(Blind player William Gibson uses a peg board to feel the chess pieces.)
As most of my readers know by now, I am presently in Dallas, Texas at the 109th US Open chess festival. This tournament lasts nine days, although many participants choose the faster 6-day or 5-day schedules. For those of us in the more relaxed schedule, we have the opportunity to attend meetings or chill out during the day (e.g. write blog posts or go to the pool) and then play one game each evening. Considering the hot Texas summer weather (105+ daily with 80% humidity), most of us stay indoors for the bulk of the day. Believe it or not, some crazy folks even go sightseeing!
I have performed reasonably well in my previous four US Opens, including a brilliant win against GM Pavel Blatny in 2003 and a tense last round draw on board 2 against GM John Fedorowicz in 2006. In fact, I finished tied for 2nd place overall and qualified for the 2007 US Championship at the 2006 US Open in Chicago.
This year, I managed to win my first two games, both which are available on ICC in the USOpen08 account (type: "liblist USOpen08"). Certainly, the more interesting pairing came in round 1, when I faced one of America's top blind players. William Gibson from Texas, rated 1800, used a peg board which he could touch with his hands during the game. We exchanged moves verbally while I played for both colors on the traditional tournament board. Although I won our game without too much adventure, I was deeply impressed by how much my veteran opponent "saw" without actually seeing anything. My students better not complain about being "blind" anymore after missing a tactic!

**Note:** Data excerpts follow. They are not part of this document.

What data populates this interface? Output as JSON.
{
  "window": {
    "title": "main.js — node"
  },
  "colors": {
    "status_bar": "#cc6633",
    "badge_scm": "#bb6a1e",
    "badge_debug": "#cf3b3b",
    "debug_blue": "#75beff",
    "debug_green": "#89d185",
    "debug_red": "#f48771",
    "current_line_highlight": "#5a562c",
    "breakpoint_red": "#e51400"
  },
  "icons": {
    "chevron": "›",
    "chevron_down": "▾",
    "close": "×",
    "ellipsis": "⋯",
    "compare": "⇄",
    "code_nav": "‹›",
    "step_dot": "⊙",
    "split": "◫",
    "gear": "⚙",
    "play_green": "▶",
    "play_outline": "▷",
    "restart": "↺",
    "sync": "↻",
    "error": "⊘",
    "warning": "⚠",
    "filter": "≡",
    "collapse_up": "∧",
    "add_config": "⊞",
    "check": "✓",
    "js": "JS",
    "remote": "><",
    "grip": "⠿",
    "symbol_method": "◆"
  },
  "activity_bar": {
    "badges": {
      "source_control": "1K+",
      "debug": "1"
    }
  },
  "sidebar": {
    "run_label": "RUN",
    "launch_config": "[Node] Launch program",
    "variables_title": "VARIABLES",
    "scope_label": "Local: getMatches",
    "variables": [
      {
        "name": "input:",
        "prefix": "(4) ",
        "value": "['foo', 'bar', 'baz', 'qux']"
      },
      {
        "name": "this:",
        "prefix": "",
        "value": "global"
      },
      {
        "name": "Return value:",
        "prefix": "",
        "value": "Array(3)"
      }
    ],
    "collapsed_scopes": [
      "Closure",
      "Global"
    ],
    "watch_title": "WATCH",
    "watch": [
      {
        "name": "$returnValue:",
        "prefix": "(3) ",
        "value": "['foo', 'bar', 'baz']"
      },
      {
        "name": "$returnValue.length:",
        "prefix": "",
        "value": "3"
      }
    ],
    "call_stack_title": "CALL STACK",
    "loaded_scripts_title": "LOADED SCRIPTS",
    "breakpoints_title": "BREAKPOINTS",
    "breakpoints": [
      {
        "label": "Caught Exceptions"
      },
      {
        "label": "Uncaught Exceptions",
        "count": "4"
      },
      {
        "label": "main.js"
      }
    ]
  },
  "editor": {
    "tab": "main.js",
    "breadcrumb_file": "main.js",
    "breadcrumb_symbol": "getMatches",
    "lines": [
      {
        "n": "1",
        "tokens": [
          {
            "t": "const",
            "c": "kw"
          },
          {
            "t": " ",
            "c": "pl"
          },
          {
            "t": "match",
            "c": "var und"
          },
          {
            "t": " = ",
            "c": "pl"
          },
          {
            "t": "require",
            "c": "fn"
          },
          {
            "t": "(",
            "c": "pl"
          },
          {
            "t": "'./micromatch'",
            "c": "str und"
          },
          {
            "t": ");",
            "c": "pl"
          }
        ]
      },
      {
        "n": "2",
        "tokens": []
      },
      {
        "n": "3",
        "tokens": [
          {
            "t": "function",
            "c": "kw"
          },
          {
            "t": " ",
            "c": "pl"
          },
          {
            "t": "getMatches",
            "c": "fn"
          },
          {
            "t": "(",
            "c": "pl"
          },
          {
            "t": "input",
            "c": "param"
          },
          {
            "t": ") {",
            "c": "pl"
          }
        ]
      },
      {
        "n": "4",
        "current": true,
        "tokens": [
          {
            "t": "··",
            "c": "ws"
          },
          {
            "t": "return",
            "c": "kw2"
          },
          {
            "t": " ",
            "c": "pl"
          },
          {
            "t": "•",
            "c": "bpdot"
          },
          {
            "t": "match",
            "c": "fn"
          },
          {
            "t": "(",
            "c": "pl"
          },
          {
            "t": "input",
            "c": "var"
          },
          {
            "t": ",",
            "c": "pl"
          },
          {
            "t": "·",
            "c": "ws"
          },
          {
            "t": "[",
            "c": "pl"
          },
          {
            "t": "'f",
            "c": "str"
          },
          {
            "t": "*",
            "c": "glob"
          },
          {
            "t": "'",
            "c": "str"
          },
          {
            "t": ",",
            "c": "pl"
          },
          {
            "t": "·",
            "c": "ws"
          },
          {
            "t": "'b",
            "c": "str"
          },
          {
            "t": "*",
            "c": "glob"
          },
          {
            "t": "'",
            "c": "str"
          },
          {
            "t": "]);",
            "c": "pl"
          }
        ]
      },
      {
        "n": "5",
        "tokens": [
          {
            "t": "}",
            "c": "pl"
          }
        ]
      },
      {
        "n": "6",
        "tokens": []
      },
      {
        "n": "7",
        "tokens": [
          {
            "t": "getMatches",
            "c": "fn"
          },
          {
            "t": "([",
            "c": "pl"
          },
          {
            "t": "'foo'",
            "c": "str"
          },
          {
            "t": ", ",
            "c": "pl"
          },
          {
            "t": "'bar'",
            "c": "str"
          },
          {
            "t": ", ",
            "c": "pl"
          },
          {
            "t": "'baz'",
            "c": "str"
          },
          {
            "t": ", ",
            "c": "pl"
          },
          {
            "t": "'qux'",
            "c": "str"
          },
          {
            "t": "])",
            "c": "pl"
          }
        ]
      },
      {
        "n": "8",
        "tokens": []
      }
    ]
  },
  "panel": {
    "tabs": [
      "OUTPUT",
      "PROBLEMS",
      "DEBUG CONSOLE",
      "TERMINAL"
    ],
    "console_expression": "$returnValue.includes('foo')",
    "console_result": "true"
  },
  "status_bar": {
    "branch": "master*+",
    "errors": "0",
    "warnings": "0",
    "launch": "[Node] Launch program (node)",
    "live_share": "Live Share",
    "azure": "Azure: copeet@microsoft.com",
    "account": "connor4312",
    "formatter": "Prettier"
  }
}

The nightly games begin at 5pm Pacific time through Saturday (and Sunday at 1pm PDT). Blog readers may wish to watch the top boards live on the MonRoi website and on the Internet Chess Club (look under the Events list). The highest 8-10 boards (plus some of the top Denker games) are covered on MonRoi. Watch for me and maybe even Steven Zierk tonight!
Update early Tuesday morning: My two students and I had one of each result on Monday night. Congratulations to Nicholas Karas for beating 2045 with white in round 3 of the US Open, placing him at 2.0/3! Steven drew with Victor Shen (2265) as black in round 5 of the Denker and has 3.5/5 heading into the final round tomorrow morning. Sadly, I lost a much superior position as black in the stonewall Dutch to Kalin Nonchev (2177) after refusing a draw in the endgame.